You are viewing a plain text version of this content. The canonical link for it is here.
Posted to derby-dev@db.apache.org by "Xavion (JIRA)" <ji...@apache.org> on 2015/11/19 23:19:10 UTC

[jira] [Created] (DERBY-6842) Improve the performance of connections to soft-upgraded databases

Xavion created DERBY-6842:
-----------------------------

             Summary: Improve the performance of connections to soft-upgraded databases
                 Key: DERBY-6842
                 URL: https://issues.apache.org/jira/browse/DERBY-6842
             Project: Derby
          Issue Type: Improvement
          Components: Documentation, JDBC, SQL
    Affects Versions: 10.12.1.1
         Environment: N/A
            Reporter: Xavion
            Priority: Minor


As discovered in [Issue #6841|https://issues.apache.org/jira/browse/DERBY-6841], connections to soft-upgraded databases are significantly slower than those to their hard-upgraded counterparts.  To get an idea of just how severe the performance loss is in the former case, take a look at the results of the repetition tests run by myself (Xavion) and Rick Hillegas.

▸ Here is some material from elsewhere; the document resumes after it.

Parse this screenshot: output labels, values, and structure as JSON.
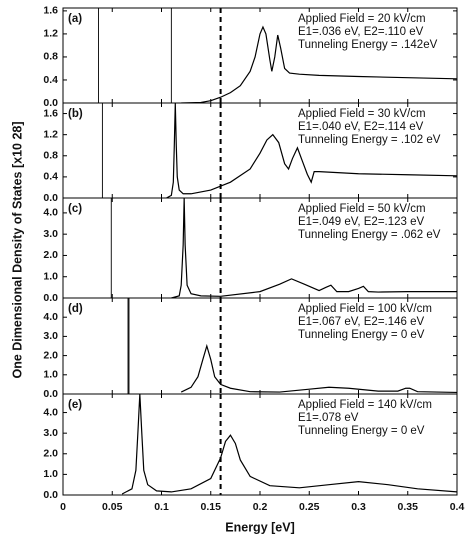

In the meantime, I noticed that there doesn't seem to be any mention in Derby's documentation about the loss of performance experienced when using soft-upgraded databases.  The only thing anyone seems to care about is the loss of functionality that one can expect when using an older database.

In fact, the ["Soft upgrade limitations"|https://db.apache.org/derby/docs/10.9/devguide/tdevupgradesoft.html] article doesn't even exist anymore in Derby releases above v10.9.  Given how old (and therefore mature) Derby is, people like myself assume that its database format doesn't change much between versions.  Due to this, it'd never occur to us that soft-upgrading could be so detrimental to performance.